Mais Will n’entendait pas. Il n’avait plus la conscience des circonstances. Une hébétude soudaine annihilait ses facultés d’action.

Cependant le tigre rampait toujours et se rapprochait de plus en plus.

Brusquement, il s’arrêta.

Anne jeta un cri de désespoir.

Mais, au lieu de s’aplatir dans l’herbe, afin de prendre son élan, le fauve venait, au contraire, de se redresser, comme pour faire face à quelque adversaire inattendu. En même temps, de sa gorge de bronze, un rugissement jaillissait, clameur de colère et de défi.

C’est qu’en effet un ennemi venait de surgir inopinément.
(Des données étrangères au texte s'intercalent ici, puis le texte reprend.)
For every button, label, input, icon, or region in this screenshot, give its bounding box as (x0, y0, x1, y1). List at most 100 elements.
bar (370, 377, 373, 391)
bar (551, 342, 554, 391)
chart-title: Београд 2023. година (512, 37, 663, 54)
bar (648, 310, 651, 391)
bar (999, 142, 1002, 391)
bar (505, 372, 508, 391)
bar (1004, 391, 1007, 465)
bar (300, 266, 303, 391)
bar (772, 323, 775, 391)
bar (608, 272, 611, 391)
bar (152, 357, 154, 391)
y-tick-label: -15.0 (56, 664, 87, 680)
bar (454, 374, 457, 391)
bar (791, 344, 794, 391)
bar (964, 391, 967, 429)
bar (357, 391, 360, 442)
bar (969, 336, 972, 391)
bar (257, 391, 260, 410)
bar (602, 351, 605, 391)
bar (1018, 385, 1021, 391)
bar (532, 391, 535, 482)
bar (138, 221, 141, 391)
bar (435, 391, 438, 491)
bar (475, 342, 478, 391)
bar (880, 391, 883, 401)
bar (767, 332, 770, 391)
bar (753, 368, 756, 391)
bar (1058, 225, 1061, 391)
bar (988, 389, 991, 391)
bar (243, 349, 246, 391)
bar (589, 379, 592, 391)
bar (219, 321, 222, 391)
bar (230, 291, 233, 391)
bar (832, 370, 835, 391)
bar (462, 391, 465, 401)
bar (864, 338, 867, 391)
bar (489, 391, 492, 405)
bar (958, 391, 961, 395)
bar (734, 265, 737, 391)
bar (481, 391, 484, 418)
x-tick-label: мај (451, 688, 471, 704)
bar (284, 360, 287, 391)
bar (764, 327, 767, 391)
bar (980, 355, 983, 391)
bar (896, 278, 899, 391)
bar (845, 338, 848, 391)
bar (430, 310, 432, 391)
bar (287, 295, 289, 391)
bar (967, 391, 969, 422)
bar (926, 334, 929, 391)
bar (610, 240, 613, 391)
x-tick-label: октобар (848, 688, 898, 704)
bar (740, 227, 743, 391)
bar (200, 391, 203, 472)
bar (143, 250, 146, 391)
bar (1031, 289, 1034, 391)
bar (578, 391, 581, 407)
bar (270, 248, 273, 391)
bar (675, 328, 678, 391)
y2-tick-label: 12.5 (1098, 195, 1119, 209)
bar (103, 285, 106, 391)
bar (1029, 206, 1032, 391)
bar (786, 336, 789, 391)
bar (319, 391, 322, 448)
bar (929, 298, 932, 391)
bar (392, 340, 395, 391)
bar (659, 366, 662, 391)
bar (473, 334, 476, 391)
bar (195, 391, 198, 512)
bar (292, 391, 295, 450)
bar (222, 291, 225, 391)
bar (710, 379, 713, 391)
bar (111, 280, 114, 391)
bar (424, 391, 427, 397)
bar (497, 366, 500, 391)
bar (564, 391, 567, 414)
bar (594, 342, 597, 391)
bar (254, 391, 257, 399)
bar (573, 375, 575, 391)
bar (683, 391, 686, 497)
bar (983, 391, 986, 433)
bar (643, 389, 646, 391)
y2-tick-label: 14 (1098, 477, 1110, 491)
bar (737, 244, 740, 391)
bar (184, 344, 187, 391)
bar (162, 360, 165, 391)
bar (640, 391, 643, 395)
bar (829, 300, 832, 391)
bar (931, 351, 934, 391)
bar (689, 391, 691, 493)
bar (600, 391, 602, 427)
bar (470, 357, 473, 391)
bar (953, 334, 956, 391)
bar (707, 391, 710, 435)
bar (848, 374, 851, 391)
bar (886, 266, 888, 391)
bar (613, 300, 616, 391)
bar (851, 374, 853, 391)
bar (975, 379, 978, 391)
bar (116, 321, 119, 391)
Et le mouvement du félin avait, une fois encore, rompu le charme qui paralysait Guillaume. Rendu a sa liberté, le petit garçon avait rapidement grimpé dans l’arbre, avec la souplesse d’un écureuil.

Tout cela s’était accompli avec la vitesse de la pensée.

Et, maintenant ; les deux enfants, haletants, suivaient d’un œil avide le spectacle du drame qui se jouait a leurs pieds et dont ils n’étaient plus que les comparses.

L’homme si miraculeusement survenu était immobile, l’arme étendue et fermement fixée au creux de l’épaule. D’un regard imperturbable il suivait toutes les ondulations de la bête, attendant le moment propice pour faire feu à coup sûr.

Comme s’il eût eu conscience du péril qui le menaçait, le tigre ne tenait pas en place. Il allait et venait dans tous les sens, par bonds inégaux et gracieux qui faisaient valoir toute l’élégance de sa forme et les chatoyants reflets de sa robe d’or.

Il cherchait à tourner son adversaire, n’osant l’attaquer en face.

Mais celui-ci ne le perdait pas de vue et, quelques feintes savantes qu’exécutât le félin, il retrouvait toujours devant lui la gueule menaçante du fusil.

Las sans doute de ce manège inutile, il se décida à charger.

Ses pieds quittèrent le sol et il s’enleva d’un essor prodigieux.